At this week’s DC Mobile Monday event, the potential of the connected car provided enthusiastic discussion. As our cars get smarter, they promise not only seamless infotainment and geolocational tracking features but also the capacity to communicate with other connected cars and our mechanics, improving safety and saving drivers time and money. While these are considered luxury features today, the sentiment in the room was that most of these technologies would soon be commonplace in all vehicles, aided and augmented by our current smartphones and tablets.
Telcos seem to agree, increasingly identifying cars as lucrative growth opportunities. “[Cars are] basically smartphones on wheels,” AT&T’s Glenn Lurie explains, and indeed, many automakers see smartphones as an integral part of creating connected cars. One topic missing from the discussion, however, is how the synthesis of mobile technology and our vehicles impact individual privacy.
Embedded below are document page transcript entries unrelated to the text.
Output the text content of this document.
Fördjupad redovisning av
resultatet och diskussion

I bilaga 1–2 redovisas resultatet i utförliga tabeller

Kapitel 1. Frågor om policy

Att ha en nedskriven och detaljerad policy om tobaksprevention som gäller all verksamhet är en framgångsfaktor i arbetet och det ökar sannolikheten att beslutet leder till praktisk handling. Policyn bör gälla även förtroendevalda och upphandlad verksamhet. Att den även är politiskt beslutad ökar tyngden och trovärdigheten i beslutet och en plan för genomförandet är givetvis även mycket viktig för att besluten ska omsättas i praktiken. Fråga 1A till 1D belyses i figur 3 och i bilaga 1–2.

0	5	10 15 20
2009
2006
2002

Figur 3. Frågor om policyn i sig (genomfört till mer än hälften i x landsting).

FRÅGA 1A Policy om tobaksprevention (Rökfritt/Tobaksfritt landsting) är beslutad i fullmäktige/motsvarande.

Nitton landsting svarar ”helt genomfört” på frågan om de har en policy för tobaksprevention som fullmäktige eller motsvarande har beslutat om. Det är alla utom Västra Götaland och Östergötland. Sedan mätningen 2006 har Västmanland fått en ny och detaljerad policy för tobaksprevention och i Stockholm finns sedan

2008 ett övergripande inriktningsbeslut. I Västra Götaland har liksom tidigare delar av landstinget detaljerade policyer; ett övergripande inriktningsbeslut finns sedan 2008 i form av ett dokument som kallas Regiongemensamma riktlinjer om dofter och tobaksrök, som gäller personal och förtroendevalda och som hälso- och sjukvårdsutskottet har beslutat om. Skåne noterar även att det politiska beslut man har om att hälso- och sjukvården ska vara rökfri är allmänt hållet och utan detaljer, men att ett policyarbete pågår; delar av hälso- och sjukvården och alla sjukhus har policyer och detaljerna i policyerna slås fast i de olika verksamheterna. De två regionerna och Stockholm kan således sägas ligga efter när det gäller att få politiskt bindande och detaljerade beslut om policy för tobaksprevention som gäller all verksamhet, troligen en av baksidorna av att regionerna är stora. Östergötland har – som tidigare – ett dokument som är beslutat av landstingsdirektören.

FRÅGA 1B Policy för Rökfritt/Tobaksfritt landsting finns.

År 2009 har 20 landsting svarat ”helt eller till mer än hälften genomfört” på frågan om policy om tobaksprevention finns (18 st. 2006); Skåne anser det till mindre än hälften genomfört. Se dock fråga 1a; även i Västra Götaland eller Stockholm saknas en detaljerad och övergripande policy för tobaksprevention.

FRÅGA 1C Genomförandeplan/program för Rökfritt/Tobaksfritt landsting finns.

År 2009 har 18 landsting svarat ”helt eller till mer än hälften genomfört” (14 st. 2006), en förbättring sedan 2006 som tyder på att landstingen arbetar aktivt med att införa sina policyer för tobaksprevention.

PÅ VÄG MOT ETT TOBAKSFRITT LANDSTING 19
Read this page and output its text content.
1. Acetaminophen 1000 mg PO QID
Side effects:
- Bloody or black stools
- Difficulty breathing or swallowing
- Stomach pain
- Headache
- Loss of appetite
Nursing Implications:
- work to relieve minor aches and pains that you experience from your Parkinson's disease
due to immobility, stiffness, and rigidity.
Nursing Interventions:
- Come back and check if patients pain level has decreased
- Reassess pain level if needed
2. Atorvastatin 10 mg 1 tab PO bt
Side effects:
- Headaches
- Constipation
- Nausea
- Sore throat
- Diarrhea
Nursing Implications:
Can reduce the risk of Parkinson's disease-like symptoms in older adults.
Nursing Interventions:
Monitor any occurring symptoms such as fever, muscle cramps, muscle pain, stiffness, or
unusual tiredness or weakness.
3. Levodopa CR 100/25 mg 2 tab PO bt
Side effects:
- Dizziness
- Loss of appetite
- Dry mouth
We continue to balance the privacy challenges and data opportunities presented by smartphones, and we have only just begun to address the similar concerns presented by connected cars.
The consensus at the DC Mobile Monday event was that privacy was a secondary concern, taking a backseat to more practical hurdles like keeping drivers’ eyes on the road and legal liability issues. Indeed, panelists were quick (perhaps too quick) to suggest that privacy concerns were merely a generational problem, and that younger drivers simply do “not think deeply about privacy.” Moreover, panelists were optimistic that most consumers would willingly trade their privacy once they understood the benefits connected cars can brings, such as lower insurance costs and a safer driving experience.
In the long term, the benefits of connected cars are real and drivers may eagerly trade their privacy in exchange, but these benefits need to be clearly communicated. That is a discussion that has yet to be had in full.